The color night-vision camera was a joint project between Sharp and the National Institute of Advanced Industrial Science and Technology (AIST). The aim was to bring to market a product that employed the zero-lux color video capture theory, a patent owned by AIST. Sharp was chosen by AIST over a number of companies that applied for the right to take part in this project.
First of all, just what is color? When visible rays of light strike an object, the light reflects at the wavelength of each particular color, and our vision recognizes this as the color of the object. In a setting of 0 (zero) lux, in other words an environment of absolutely no light, it is necessary to produce light rays that reflect the color of an object without being bright. Such light rays are called near infrared light rays.
But because near infrared light has a completely different composition than visible light, these must be reconstructed as colors close to those that we can see. In other words, in the theory of capturing color at night, an object is irradiated with invisible near infrared rays—not the visible light we normally see. Light reflects back off the object and the colors of this light’s various wavelengths are analysed and subsequently reproduced as the colors we can see.

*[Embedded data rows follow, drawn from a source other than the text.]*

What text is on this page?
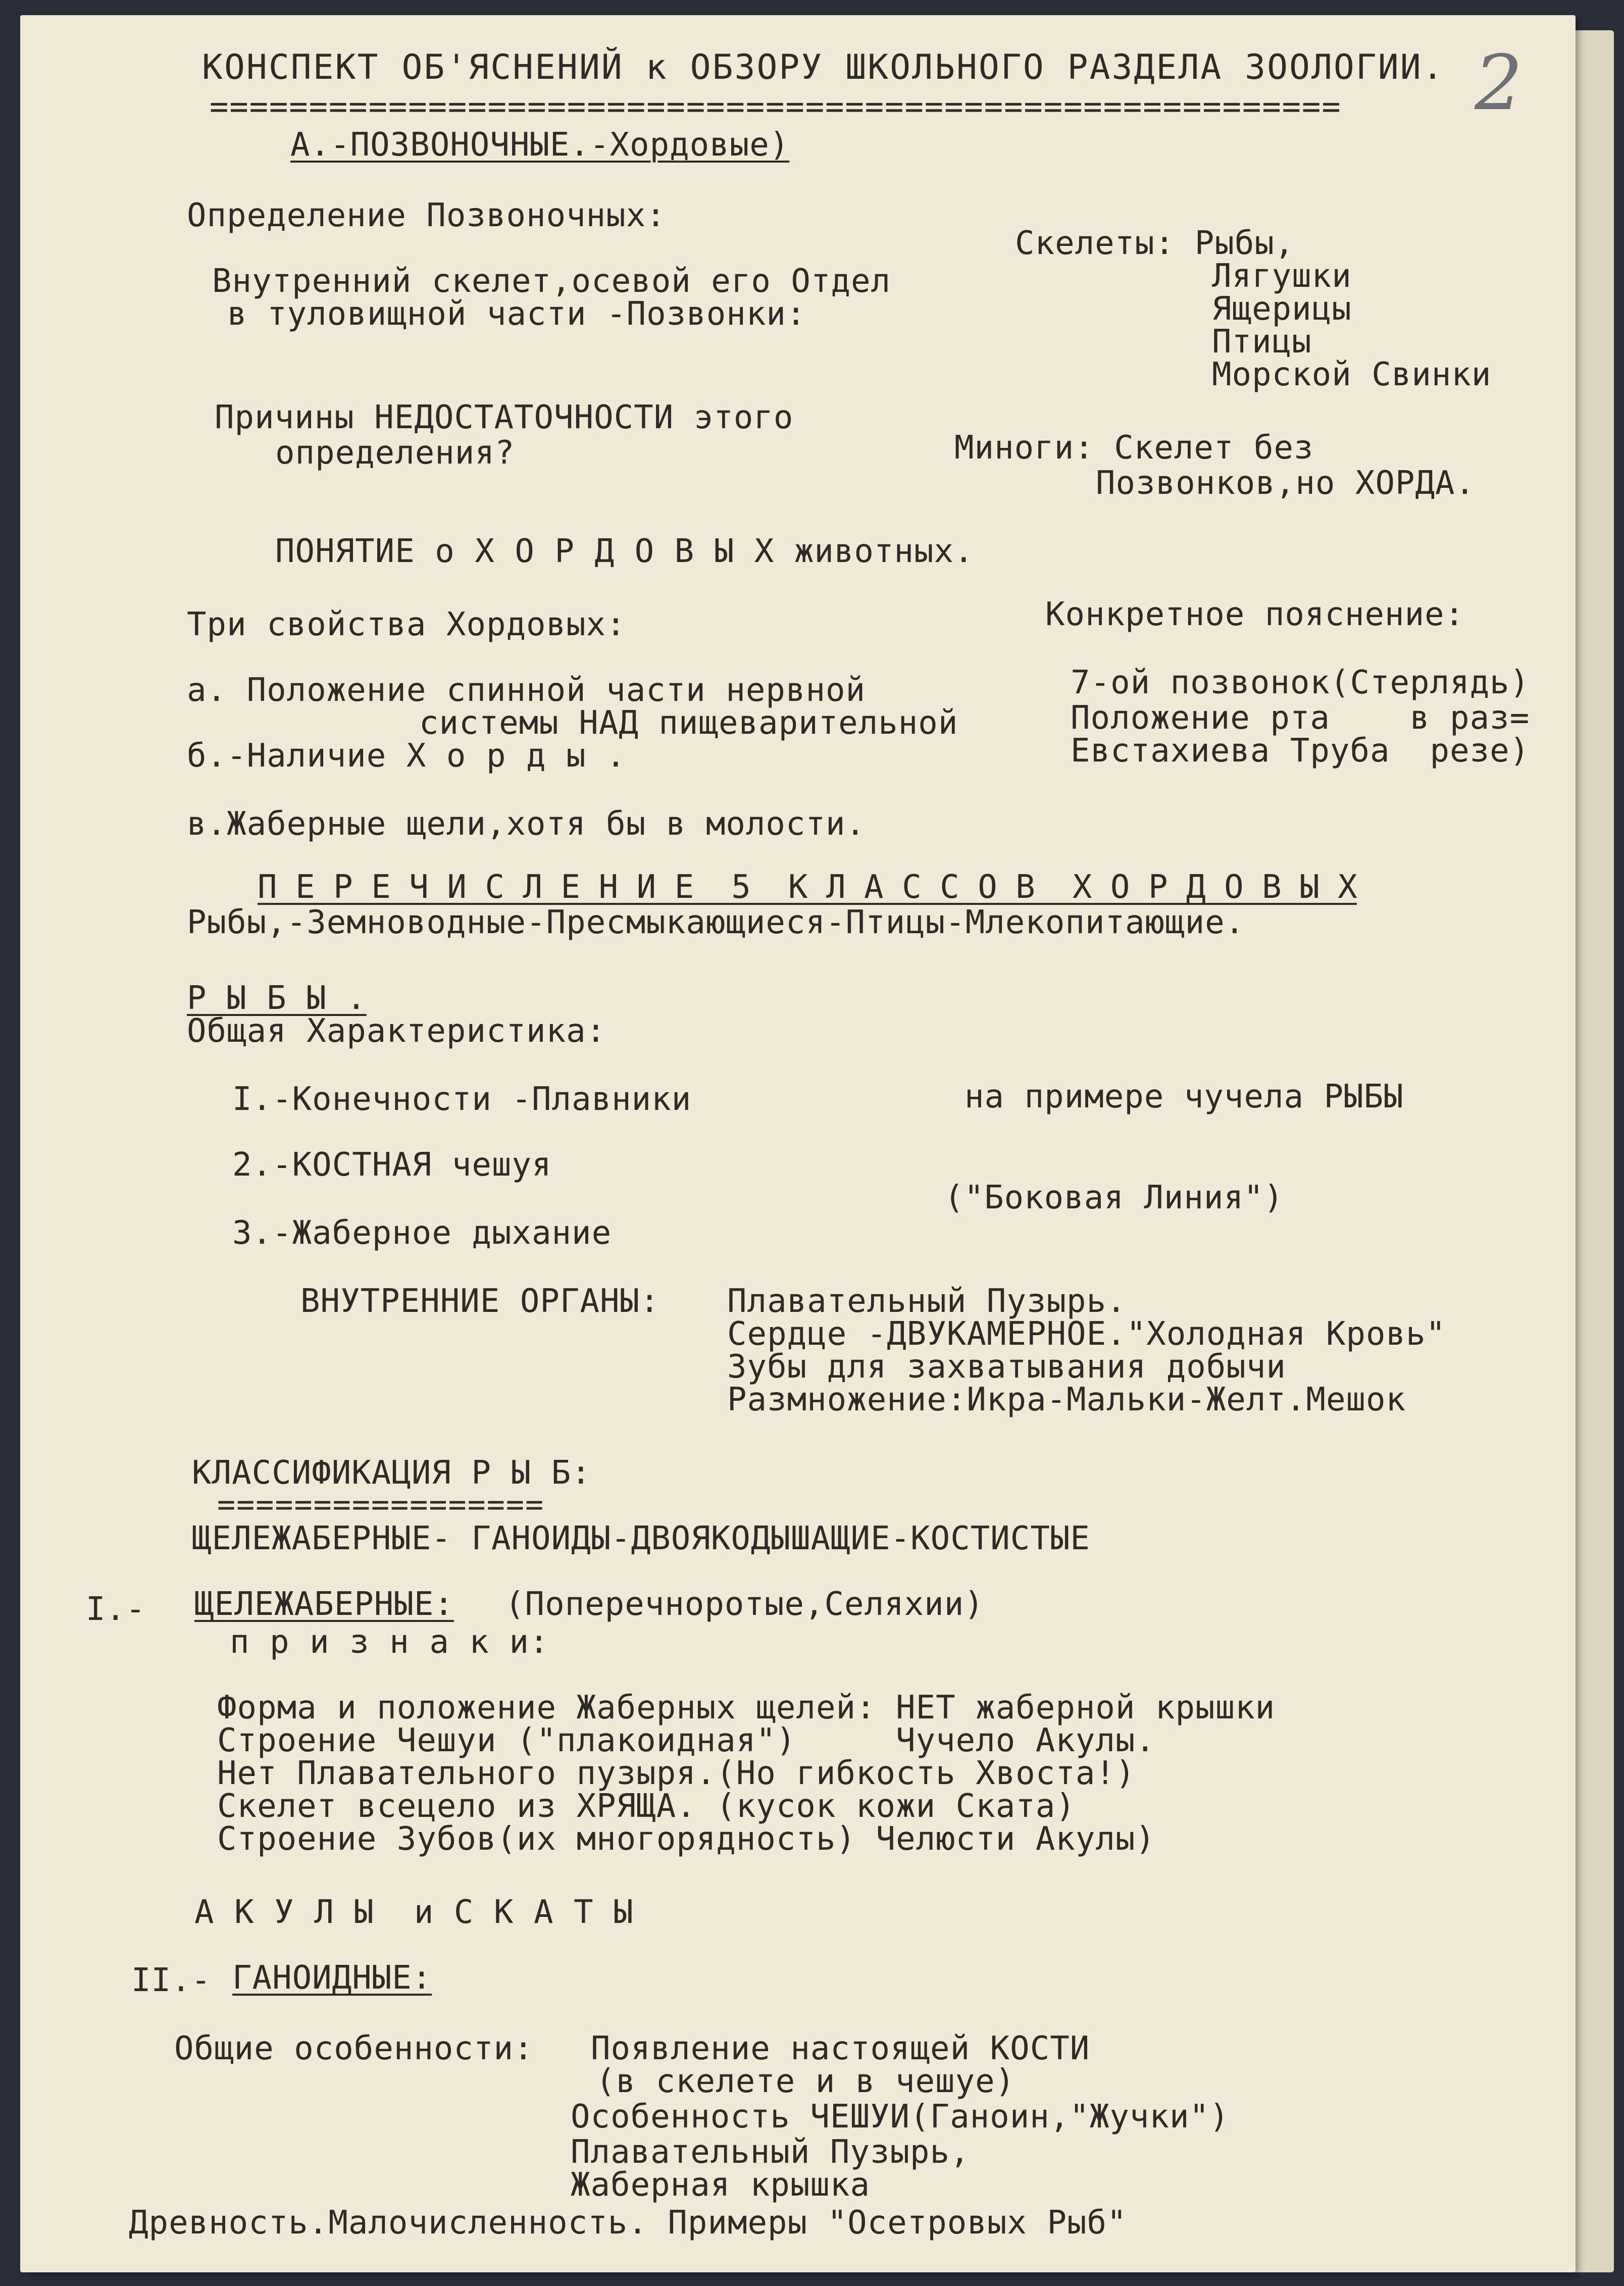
2
КОНСПЕКТ ОБ'ЯСНЕНИЙ к ОБЗОРУ ШКОЛЬНОГО РАЗДЕЛА ЗООЛОГИИ.
=========================================================
А.-ПОЗВОНОЧНЫЕ.-Хордовые)
Определение Позвоночных:
Скелеты: Рыбы,
Лягушки
Ящерицы
Птицы
Морской Свинки
Внутренний скелет,осевой его Отдел
в туловищной части -Позвонки:
Причины НЕДОСТАТОЧНОСТИ этого
определения?	Миноги: Скелет без
Позвонков,но ХОРДА.
ПОНЯТИЕ о Х О Р Д О В Ы Х животных.
Три свойства Хордовых:	Конкретное пояснение:
а. Положение спинной части нервной
системы НАД пищеварительной
б.-Наличие Х о р д ы .
7-ой позвонок(Стерлядь)
Положение рта    в раз=
Евстахиева Труба  резе)
в.Жаберные щели,хотя бы в молости.
П Е Р Е Ч И С Л Е Н И Е  5  К Л А С С О В  Х О Р Д О В Ы Х
Рыбы,-Земноводные-Пресмыкающиеся-Птицы-Млекопитающие.
Р Ы Б Ы .
Общая Характеристика:
I.-Конечности -Плавники	на примере чучела РЫБЫ
2.-КОСТНАЯ чешуя
("Боковая Линия")
3.-Жаберное дыхание
ВНУТРЕННИЕ ОРГАНЫ: Плавательный Пузырь.
Сердце -ДВУКАМЕРНОЕ."Холодная Кровь"
Зубы для захватывания добычи
Размножение:Икра-Мальки-Желт.Мешок
КЛАССИФИКАЦИЯ Р Ы Б:
=================
ЩЕЛЕЖАБЕРНЫЕ- ГАНОИДЫ-ДВОЯКОДЫШАЩИЕ-КОСТИСТЫЕ
I.- ЩЕЛЕЖАБЕРНЫЕ: (Поперечноротые,Селяхии)
п р и з н а к и:
Форма и положение Жаберных щелей: НЕТ жаберной крышки
Строение Чешуи ("плакоидная")     Чучело Акулы.
Нет Плавательного пузыря.(Но гибкость Хвоста!)
Скелет всецело из ХРЯЩА. (кусок кожи Ската)
Строение Зубов(их многорядность) Челюсти Акулы)
А К У Л Ы  и С К А Т Ы
II.- ГАНОИДНЫЕ:
Общие особенности: Появление настоящей КОСТИ
(в скелете и в чешуе)
Особенность ЧЕШУИ(Ганоин,"Жучки")
Плавательный Пузырь,
Жаберная крышка
Древность.Малочисленность. Примеры "Осетровых Рыб"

Although capturing color in the dark is based on sound theory, actually putting this theory into a working product presented Sharp with a number of challenges. But we knew that if such a product could be realized, then even objects existing in total darkness could be seen in color. Sharp thus proceeded to pool all of its resources into overcoming the obstacles.
The color night-vision camera employs a small sensor called a CCD. In the color night-vision camera, the three primary colors of red, green, and blue (RGB) are read by the CCD in one of two ways. One is called sequential imaging, in which each component of the RGB is read sequentially by the CCD and then the three are put together to form the colors. The other is called the three-CCD method, in which each of the three CCDs take a reading of each one of the RGB primary colors before combining them to reproduce the actual colors we see. Sequential imaging is good for still objects, but when capturing moving objects there is a time lag for each of the colors, which makes it difficult to maintain high-quality images. The three-CCD method requires three sensors, which limits how small the camera can be.
Our solution was to try developing a single-CCD chip system that would read the three primary colors simultaneously. In order to bring the colors of near infrared rays close to the actual visible colors, we developed a special pixel structure for the CCD. While enabling a single CCD to read all three primary colors (RGB), this also solved the practical problem of creating a sensor that would contribute to more compact cameras.
The next challenge was color. A CCD analyses light to reproduce color, but this light differs depending on whether it is daytime light or pitch-black night-time light. We had to create a single CCD device capable of reconstructing both kinds of light into the colors we see. The difficulty in doing this was to bring colors from near infrared light information close to the colors we see from visible light. Since no previous related data existed, we conducted experiment after experiment in order to achieve just the right pixel structure for the CCD. The development team put their experience and technology together to eventually succeed in creating a sensor capable of reproducing colors from each type of light: near infrared light and visible light.
We had finally succeeded in developing technology for a single device capable of capturing color during both day and night. But realizing a totally new pixel structure would require highly advanced technology.
Pooling the vast experience of our engineers with 40 years of experience and technology accumulated in the CCD development field, we embarked upon exhaustive trial-and-error testing that made use of our existing semiconductor manufacturing equipment. Our engineers were practically master craftsmen in the way they made fine adjustments to create the substrate. Most of the development period was taken up in reworking our existing semiconductor fabrication equipment so that it would carry out automated mass production of the new CCD.
The color night-vision camera made it to market, winning the Digital Imaging Award in the CEATEC JAPAN 2014 Innovation Awards “As Selected by U.S. Journalists” and the Japan Brand Award in the 2014 10 Best New Product Awards, sponsored by the Nikkan Kogyo Shimbun, Ltd. Compatible with the HD-SDI (High-Definition Serial Digital Interface) broadcast signal standard and utilizing Sharp’s wealth of CCD development technology to enable a more compact camera, the color night-vision camera is capable of capturing high-definition images. Day or night, it gives the same high-quality colors in both bright and dark surroundings. And it clears the way for previously unimaginable applications.
For example, security cameras can now pick up a car’s color and surroundings with clarity and sharpness. Cameras can be used to provide round-the-clock security at hospitals and seniors’ homes, allow night-time wildlife observation, and assist drivers in operating their vehicles at night. Night-vision-camera-equipped smartphones will bring users new kinds of enjoyment; like taking a no-flash photo of the peaceful facial expression of a child sleeping in a dark room.
Sharp will continue to improve the color night-vision camera with higher-quality images, more compact dimensions, wireless image transmission, and of course technologies that will open up new applications in a range of fields. And some day we will think nothing of viewing color images of previously dark worlds, like outer space or the depths of the oceans. Such thoughts make us at Sharp excited and eager to take on the next challenge. What new worlds will Sharp’s color night-vision camera open up to us? Like you, we can hardly wait to see.